Technology is wonderful in most areas of our life. Yet there are some aspects where using advanced technology may not be the best route. There are times at work when we miscommunicate because of technologically-based assumptions. We assume that our emails went through, that our slides were attached, that the texts were received, or that the answering machine works. As managers, we have to guard against misperceptions caused by miscommunication. Great communication goes a long way to decrease frustration and increase productivity. Here are 7 ways to communicate more effectively at work.
- Talk face to face. Get up and go have a conversation with someone, especially if there is a misunderstanding. Much of our communication today is done without even seeing the person who works just a short walk away. Just a five-minute conversation can help us understand that person's perspective and clarify responsibilities. At Zappos in Las Vegas, the boss has a cubicle along a cubicle row like everyone else. They believe that close quarters encourage workers to share ideas with others around them, which includes the boss. If your co-workers are not within walking distance, pick up the phone.
- Provide clear information. Before you pass information on to others, make sure that it is accurate and complete. This sounds very basic, but when we assume that the other person knows what project we are referring to, we provide an avenue for a problem. If we aren't clear, we create confusion and communication breaks down. My assistant seems to read my mind, so I am sometimes careless with my communications to her because I assume she is following my train of thought. She is an amazing communicator, so when I am not clear, she asks for clarification.
- Ask questions. Like my amazing assistant, asking for clarity is a sign of a great communicator. Never be afraid to ask questions to confirm that what you are hearing is the message the other person is conveying. Asking questions also tells the other person that you are listening, that you understand, and that you are solidifying what you have heard.
- Listen. Really listen with your whole body. Listen as you look at the other person and focus on what they are saying, not on your next meeting, your to-do list, or what you want to say next. Many times people are so quick to talk that they forget to listen. Good communication involves both verbalizing and active listening. In addition, when you are communicating with someone, let them know that you are listening with both your body language and responses such as, "Tell me more."
- Let others talk. We have all been in meetings where one person speaks, and no one else gets to voice their concerns or ideas. Leaders, especially, need to be mindful that they do not dominate the meeting. If people perceive that the boss just wants an affirmation of his or her ideas and not an open group discussion, employees will shut down. As someone commented, "Why would I end my career by criticizing the boss's ideas?" If people are not encouraged to express their opinions, the result is stifled ideas, resentment, and frustration. Listen to alternate opinions and encourage people to voice their thoughts.
- Honesty. People listen to people they trust. Honesty still is the best policy (and it is easiest to remember). When information is shared honestly and with respect, even bad news can be managed.
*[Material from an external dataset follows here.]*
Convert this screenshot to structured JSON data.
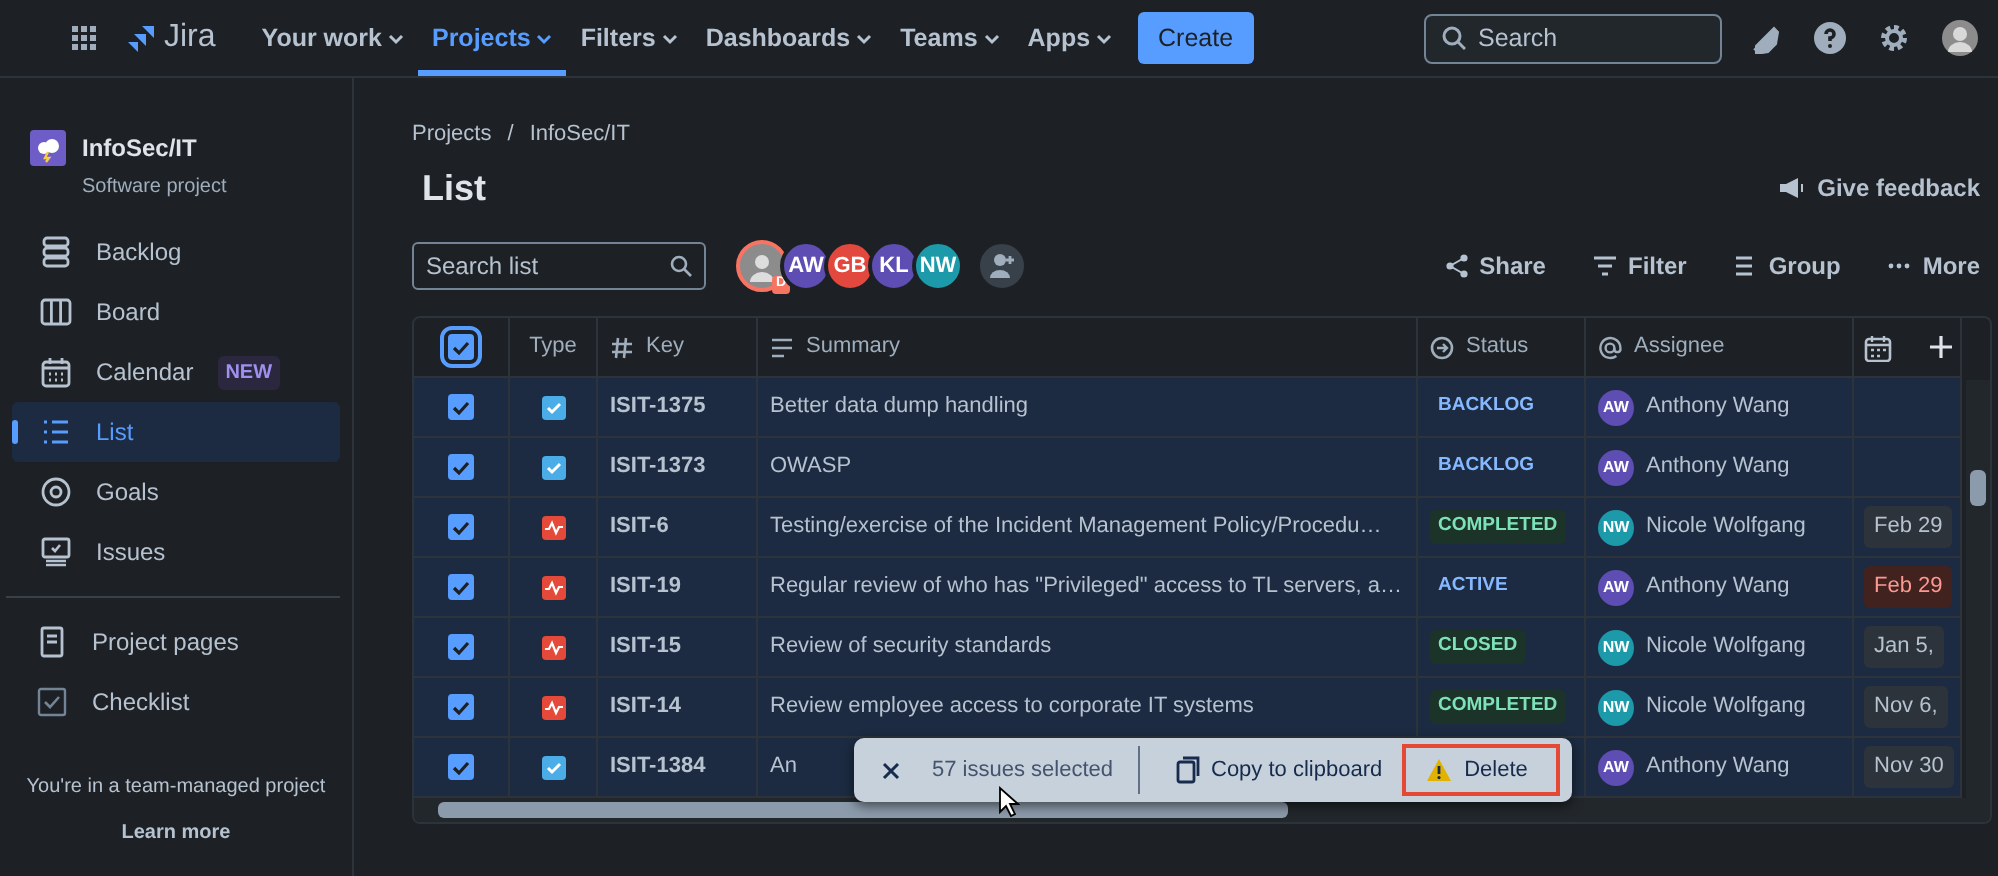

- Confirm completion. Close the communication loop. When you are communicating with someone at work, make sure to go over each step clearly with them if it is new procedure. You can also ask for confirmation when the work is accomplished. People will often complete a task, but if you don't know it was completed, you still think about it, so ask that they close the loop with you by letting you know when it was finished.
Sometimes we forget that everything we do and say is communicated to others, and we need to be aware of the perceptions our actions create in others. It's great to use technology to our advantage, sometimes we need to add a personal touch for a better outcome.